The kids lose their teeth when we’re not around. I have never, not once, been present for the losing of a tooth when it wasn’t forcibly removed by the dentist. I don’t even know if they’re telling the truth about losing the teeth or not because I can’t keep the holes in their mouths straight and? The kids have this uncanny ability to actually lose the teeth that have come out of their mouths. When I was a kid I never had a tooth just up and go missing. It’s beyond my comprehension.

Believers don’t understand why they need to tell their parents they’ve lost a tooth because they think the Tooth Fairy has it all under control. Even when we do get notified, we forget, or else we don’t have any money on us because they already took it all.

Saturday #5 lost a tooth and didn’t tell us. I only found out about it when he woke up sad on Sunday morning. Luckily we have a whole backstory to cover the Tooth Fairy’s ass. Or throw her under the bus, depending on how you look at it.

#5: The Tooth Fairy didn’t come again.

CC: Son, the Tooth Fairy is the most unreliable of all the Fairies.

Me: Yes, she graduated at the bottom of her class in Fairy School.

CC: She totally would have flunked out if Santa didn’t help her cheat on the final.

Me: Because she never studied for her Fairy tests.

CC: She couldn’t; she was drunk.

Me: That may be why she didn’t come last night. She may have been too drunk.

CC: He. The Tooth Fairy is actually a man, did you know that?

Me: Yeah, he wears a cheap, ripped up tutu and you can see his leg hair through his tights because he doesn’t shave his legs.

CC: And his wand is bent.

#5: How do you know?

Me: Some nights he wanders in here when none of you guys have even lost a tooth, smelling like cheap whiskey and cigarettes and asks if I can break a twenty.

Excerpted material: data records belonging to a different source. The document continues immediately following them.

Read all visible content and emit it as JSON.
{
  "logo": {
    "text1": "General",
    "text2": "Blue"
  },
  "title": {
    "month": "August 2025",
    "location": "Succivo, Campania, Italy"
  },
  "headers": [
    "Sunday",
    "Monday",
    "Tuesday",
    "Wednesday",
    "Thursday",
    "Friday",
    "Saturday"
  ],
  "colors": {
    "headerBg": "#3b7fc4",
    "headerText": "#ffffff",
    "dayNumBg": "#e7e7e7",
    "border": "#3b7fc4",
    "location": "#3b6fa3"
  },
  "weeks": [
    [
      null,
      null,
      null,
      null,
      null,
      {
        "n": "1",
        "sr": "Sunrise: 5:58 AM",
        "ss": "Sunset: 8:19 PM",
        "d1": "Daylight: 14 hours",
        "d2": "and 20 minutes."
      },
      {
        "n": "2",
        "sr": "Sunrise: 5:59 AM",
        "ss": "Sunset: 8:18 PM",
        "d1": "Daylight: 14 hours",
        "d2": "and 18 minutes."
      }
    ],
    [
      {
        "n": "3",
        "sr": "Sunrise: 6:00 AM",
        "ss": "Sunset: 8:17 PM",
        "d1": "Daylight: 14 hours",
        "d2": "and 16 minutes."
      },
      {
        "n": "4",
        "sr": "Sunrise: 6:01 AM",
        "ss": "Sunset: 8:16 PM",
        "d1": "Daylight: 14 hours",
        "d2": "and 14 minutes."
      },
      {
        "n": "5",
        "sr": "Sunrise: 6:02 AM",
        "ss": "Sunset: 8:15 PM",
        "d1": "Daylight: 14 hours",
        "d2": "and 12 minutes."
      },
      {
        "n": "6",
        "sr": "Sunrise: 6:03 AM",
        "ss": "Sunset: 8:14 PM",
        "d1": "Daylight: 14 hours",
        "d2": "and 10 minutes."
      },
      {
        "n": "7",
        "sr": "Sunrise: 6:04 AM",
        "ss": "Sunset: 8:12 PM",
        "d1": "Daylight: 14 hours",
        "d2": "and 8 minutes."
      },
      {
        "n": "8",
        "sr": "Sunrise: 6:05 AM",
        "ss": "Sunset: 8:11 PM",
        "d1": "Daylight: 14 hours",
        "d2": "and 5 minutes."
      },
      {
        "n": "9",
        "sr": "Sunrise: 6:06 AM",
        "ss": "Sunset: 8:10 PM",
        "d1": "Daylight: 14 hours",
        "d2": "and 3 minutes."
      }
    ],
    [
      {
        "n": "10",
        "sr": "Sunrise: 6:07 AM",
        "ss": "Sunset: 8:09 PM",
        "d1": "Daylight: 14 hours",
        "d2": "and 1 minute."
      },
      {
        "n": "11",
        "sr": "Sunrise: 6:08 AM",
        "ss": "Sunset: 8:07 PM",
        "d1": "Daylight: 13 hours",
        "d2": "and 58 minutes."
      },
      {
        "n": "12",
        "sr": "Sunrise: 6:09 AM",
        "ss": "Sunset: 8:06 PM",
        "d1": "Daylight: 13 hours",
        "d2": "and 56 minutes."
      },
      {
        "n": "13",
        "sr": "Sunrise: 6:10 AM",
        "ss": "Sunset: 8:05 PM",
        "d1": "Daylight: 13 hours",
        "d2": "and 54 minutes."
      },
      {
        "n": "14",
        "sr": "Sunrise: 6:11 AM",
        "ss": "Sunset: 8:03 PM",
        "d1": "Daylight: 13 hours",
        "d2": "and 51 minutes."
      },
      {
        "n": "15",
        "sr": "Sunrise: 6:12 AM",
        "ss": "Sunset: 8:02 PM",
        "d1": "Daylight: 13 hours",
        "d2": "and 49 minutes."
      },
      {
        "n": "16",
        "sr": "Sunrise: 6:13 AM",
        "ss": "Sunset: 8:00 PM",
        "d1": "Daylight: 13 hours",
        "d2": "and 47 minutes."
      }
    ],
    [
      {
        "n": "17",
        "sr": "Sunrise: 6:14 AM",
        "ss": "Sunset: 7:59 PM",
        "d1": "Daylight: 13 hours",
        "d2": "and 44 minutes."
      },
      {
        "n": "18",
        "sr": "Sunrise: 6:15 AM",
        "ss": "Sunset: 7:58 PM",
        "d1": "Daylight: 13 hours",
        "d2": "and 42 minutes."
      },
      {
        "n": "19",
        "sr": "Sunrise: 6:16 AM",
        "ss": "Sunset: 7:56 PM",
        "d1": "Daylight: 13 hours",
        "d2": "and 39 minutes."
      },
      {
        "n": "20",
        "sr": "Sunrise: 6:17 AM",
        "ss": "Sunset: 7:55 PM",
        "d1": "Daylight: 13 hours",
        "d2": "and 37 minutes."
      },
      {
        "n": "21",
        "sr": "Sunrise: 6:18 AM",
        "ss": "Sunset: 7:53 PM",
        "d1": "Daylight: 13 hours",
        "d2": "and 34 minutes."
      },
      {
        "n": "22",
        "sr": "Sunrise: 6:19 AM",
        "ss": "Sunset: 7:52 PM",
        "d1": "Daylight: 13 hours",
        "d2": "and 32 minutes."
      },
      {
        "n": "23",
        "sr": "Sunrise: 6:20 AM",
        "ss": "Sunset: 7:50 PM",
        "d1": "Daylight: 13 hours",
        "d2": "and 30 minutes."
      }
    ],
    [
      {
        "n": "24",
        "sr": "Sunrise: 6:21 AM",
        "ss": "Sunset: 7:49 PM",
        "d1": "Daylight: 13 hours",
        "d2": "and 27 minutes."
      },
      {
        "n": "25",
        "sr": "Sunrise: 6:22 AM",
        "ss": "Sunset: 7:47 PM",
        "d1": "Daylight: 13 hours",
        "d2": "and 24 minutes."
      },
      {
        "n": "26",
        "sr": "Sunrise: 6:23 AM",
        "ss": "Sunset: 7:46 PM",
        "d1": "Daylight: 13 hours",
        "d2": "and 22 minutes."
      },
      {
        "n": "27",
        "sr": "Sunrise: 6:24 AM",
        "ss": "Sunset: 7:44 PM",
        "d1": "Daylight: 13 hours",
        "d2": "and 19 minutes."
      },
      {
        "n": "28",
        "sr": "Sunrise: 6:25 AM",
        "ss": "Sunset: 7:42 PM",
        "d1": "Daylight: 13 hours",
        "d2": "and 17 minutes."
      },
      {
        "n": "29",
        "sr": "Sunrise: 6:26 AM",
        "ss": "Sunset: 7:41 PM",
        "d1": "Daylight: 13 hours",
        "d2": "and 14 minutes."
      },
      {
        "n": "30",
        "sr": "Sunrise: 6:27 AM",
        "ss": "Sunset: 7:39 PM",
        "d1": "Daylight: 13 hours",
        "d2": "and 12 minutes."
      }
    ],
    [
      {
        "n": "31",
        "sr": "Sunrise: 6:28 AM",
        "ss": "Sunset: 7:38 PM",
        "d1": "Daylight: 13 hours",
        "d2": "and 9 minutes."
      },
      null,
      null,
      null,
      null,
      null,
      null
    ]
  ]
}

CC: Then he goes home to his tooth room and rolls around on top of his pile of teeth until he passes out. I’m sure that’s what happened.

Me: Why don’t you go put it back under your pillow and try again tonight?

#5 looked skeptical, but took his tooth in its little plastic bag and walked towards his room. Then he turned around.

#5: Do you think maybe the Tooth Fairy will leave three dollars for this tooth because it has blood on it?

Me: There’s blood on most teeth when they fall out. When I was a kid the Tooth Fairy left a quarter.

#5: Yeah, well I think money wasn’t worth very much back then.

I came to find out that in actuality, #1 pulled his tooth out for him. He told me this when the Tooth Fairy didn’t show up for the second night in a row. #5 is willing to place the blame anywhere else so as to exonerate the Tooth Fairy and preserve the money that he knows is coming to him, provided he can keep the Tooth Fairy sort of sober and not pissed off at him. It’s a valuable life skill and I am glad I can help him learn it at such young age.

#5: I bet that the Tooth Fairy has a calendar of when you’re supposed to lose the tooth, and because my sister pulled my tooth out, the Tooth Fairy didn’t know it was out yet. I bet that’s what happened.

Me: I bet you’re right. I’m sure that’s exactly what happened. This is all your sister’s fault, don’t you think?

#5: Probably.

Me: Right, it usually is. But I bet he comes tonight. There’s no way she could have pulled that tooth out of your head more than two days ahead of schedule.

#5: Right. It wouldn’t have come out, right?

Me: Right.

I’ve got to go out now and get change because it’s the third night, and even a drunk gets it right sometimes.